Падение к подножию пирамид (Домбровский) - страница 96

"Пропустишь? — спросил Лукашевский. — Ты должен меня пропустить. Да у меня и пропуск есть", — сказав это, он с ужасом обнаружил, что на нем нет кителя, во внутреннем кармане которого лежали все его документы: паспорт с выездной визой, удостоверение яхтсмена-кругосветника, разные справки и пропуск на флотскую базу. Лукашевский оглянулся на заднее сиденье и чуть не закричал от радости: прозрачный пакет с документами лежал возле аптечки — черной пластмассовой коробки с красным крестом на крышке.

"Я вас помню, — сказал дежурный. — Вы смотритель соседнего маяка".

"Бывший, — уточнил Лукашевский, выходя из машины, и увидел, как у дежурного полезли на лоб глаза. — Ты что, брат? — остановился Лукашевский. Чем я тебя напугал?"

"А вы посмотрите, — протянул дежурный к его груди руку, — Сюда посмотрите", — рука у него задрожала, как у пьяницы.

Лукашевский наклонил голову. Вся рубаха под подбородком была у него в дырах с обожженными краями.

"Ах, это, — махнул рукой, лишь теперь вспомнив, что с ним произошло на кургане. — Удивляться надо не этим дырам, а тем, которые на спине, — он повернулся к дежурному спиной, ощупывая рубашку через плечо. — Есть?"

"Есть, — тихо ответил дежурный. — Но крови нет".

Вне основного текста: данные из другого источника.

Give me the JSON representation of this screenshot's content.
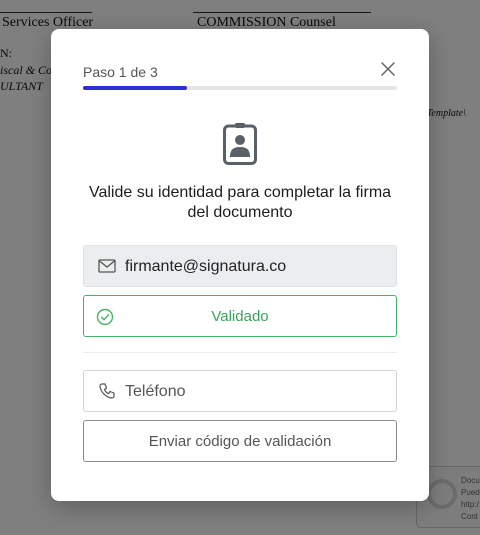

"Крови нет, — сказал Лукашевский. — В этом весь фокус"

"Я понял, — хихикнул дежурный. — Вы сняли рубашку и стреляли по ней. Чтоб наделать дыр. Чтоб было прохладно, — голос его окреп. — Это очень модно".

"Точно, — сказал Лукашевский. — Очень модно".

Сойдя с дороги по каменистой насыпи, Лукашевский оказался на тропинке, ведущей к бухточке, где стояла яхта. Тропка сбегала вниз между ромашками и одуванчиками, огибала камни и колючие кусты шиповника. Лукашевский ускорил шаг, почти побежал, чувствуя себя молодым и здоровым, радуясь скорой встрече с "Анной-Марией".

Лукашевский остановился и оглянулся. Высоко на склоне белела будка КПП. Над кустом шиповника, который он только что миновал, порхали белые и голубые бабочки. Солнце было почти в зените. В чистом небе пели жаворонки. Белая лента тропы вилась по зеленому склону. Безветрие пахло теплой травою.

"Что немыслимо на земле, при жизни, то немыслимо и потом. Или я жив", сказал себе Лукашевский, ощупывая грудь. Затем стащил с себя через голову рубашку, посмотрел на просвет, скомкал и швырнул на куст, распугав бабочек. Рубашка повисла на шипах, расправившись, словно мишень для стрельбы.

"Анна-Мария" стояла на месте. Так и должно быть. Но за минуту до того, как обогнуть склон, заслонявший бухту от глаз, Лукашевский вдруг испугался, подумав, что "Анны-Марии" нет. Бог знает, почему он так подумал. Может быть, потому, что торопился увидеть ее. Испуг был так велик, что у него обмякли ноги и оборвалось сердце. Да и как иначе: если он все еще жив, то пропажа яхты наверняка добила бы его. Теперь это слилось в одно — жизнь и яхта.